The pharmaceutical industry as a whole has not been as quick as other sectors to jump on the digital marketing bandwagon, in part due to unclear guidelines from the FDA. Nonetheless, many direct-to-consumer (DTC) marketers are beginning to recognize the opportunities that new media offers for reaching consumers. Though the vast majority of DTC budgets are still allocated to traditional offline media such as television, newspaper, magazine and radio, marketers are beginning to shift some of their spending to digital activities such as product websites, online display advertising, search engine marketing, social media campaigns, and mobile advertising. Regardless of the advertising channel, pharmaceutical drug advertisers are continuing to increase the amount of money spent on DTC advertising with an increase of 330% from 1996 to 2005.[7]

Notes

  1. ^ http://www.fda.gov/Drugs/GuidanceComplianceRegulatoryInformation/Guidances/ucm064956.htm
  2. ^ Donohue, J. M., Cevasco, M., & Rosenthal, M. B. (2007). A Decade of Direct-to-Consumer Advertising of Prescription Drugs. New England Journal of Medicine, 357(7), 673-681.

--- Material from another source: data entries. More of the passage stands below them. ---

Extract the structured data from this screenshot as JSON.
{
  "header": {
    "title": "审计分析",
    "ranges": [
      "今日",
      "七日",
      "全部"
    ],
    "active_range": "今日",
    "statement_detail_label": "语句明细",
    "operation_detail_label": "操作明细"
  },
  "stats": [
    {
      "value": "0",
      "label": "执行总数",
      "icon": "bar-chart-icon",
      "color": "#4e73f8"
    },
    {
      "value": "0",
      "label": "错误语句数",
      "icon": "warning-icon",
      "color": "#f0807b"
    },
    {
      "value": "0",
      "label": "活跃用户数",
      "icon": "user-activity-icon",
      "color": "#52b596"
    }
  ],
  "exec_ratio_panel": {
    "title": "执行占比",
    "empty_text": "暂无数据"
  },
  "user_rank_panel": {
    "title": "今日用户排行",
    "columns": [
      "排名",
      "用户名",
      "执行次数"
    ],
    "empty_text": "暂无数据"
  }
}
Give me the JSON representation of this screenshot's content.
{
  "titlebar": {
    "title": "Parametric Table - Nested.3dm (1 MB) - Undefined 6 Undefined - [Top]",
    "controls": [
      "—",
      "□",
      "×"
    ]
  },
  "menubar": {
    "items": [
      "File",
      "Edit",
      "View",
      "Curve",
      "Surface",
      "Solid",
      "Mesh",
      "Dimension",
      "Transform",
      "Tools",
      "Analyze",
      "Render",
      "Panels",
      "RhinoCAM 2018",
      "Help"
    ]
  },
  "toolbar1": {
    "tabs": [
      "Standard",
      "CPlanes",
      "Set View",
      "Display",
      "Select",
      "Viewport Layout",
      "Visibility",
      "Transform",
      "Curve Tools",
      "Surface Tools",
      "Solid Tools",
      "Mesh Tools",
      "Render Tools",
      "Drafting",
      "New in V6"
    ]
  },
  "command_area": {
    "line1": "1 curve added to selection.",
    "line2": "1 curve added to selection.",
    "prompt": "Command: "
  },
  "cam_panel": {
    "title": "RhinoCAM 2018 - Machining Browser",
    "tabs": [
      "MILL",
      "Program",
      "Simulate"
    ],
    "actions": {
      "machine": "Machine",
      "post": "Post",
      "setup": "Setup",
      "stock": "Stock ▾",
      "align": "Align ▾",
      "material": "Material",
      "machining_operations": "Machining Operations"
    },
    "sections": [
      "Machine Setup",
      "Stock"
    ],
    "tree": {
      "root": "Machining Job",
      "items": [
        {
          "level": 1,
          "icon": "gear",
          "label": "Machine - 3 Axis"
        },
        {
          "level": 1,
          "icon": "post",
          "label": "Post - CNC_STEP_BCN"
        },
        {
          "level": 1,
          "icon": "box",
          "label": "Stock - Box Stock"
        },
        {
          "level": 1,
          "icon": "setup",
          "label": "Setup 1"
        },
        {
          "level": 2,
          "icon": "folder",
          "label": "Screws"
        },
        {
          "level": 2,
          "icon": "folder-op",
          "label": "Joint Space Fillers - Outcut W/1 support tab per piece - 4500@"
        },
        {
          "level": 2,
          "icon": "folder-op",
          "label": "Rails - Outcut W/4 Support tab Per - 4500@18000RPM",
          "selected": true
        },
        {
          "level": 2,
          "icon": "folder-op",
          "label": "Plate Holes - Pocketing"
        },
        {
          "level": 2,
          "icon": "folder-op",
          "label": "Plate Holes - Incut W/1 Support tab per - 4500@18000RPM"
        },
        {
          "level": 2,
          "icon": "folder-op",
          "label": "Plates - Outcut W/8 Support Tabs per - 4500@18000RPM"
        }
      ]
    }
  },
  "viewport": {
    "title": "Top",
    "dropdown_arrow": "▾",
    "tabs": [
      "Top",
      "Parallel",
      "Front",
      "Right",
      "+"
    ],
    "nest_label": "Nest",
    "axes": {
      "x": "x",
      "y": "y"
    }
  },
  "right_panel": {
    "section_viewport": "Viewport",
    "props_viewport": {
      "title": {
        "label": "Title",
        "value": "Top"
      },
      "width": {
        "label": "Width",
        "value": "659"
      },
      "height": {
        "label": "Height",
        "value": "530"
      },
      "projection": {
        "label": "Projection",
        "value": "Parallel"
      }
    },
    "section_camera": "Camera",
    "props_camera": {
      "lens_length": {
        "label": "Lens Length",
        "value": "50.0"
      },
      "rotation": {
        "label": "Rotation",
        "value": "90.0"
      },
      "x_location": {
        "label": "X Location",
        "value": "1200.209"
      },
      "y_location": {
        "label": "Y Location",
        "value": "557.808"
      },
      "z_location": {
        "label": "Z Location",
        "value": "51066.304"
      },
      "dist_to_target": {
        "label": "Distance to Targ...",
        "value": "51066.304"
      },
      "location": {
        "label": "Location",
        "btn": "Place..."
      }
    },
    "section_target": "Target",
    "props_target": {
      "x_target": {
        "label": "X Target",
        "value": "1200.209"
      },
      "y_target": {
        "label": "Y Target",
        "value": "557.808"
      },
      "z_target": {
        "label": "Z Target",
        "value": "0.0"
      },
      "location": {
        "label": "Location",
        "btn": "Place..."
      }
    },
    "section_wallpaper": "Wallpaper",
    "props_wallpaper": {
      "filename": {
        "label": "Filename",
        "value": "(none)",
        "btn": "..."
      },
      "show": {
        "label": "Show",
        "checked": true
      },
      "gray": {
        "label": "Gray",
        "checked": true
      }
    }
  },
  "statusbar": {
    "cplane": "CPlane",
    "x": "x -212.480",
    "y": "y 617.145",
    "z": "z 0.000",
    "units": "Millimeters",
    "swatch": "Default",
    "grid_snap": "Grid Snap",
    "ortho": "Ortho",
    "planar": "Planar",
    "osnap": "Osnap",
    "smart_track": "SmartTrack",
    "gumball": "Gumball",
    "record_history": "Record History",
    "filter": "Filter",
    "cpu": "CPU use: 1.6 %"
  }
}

  3. ^ Sheehan, Kim. Controversies in Contemporary Advertising; Sage Publications, Thousand Oaks, CA, 2003; pp 209-215.
  4. ^ Kerber, Ross. Doctors Criticize Sleeping-Pill Ad (Lunesta from Sepracor Inc.). Boston Globe, Boston, Aug. 18, 2005, p HS05.
  5. ^ Board of Governors of the Federal Reserve System. 1981. What Truth in Lending Means to You
  6. ^ Rist, Marilee C. 1989. Mass Marketers Have a Sweet Deal for You, but There Are Strings Attached. American School Board Journal (176)9, 20-24.
  7. ^ Donohue, J. M., Cevasco, M., & Rosenthal, M. B. (2007). A Decade of Direct-to-Consumer Advertising of Prescription Drugs. New England Journal of Medicine, 357(7), 673-681.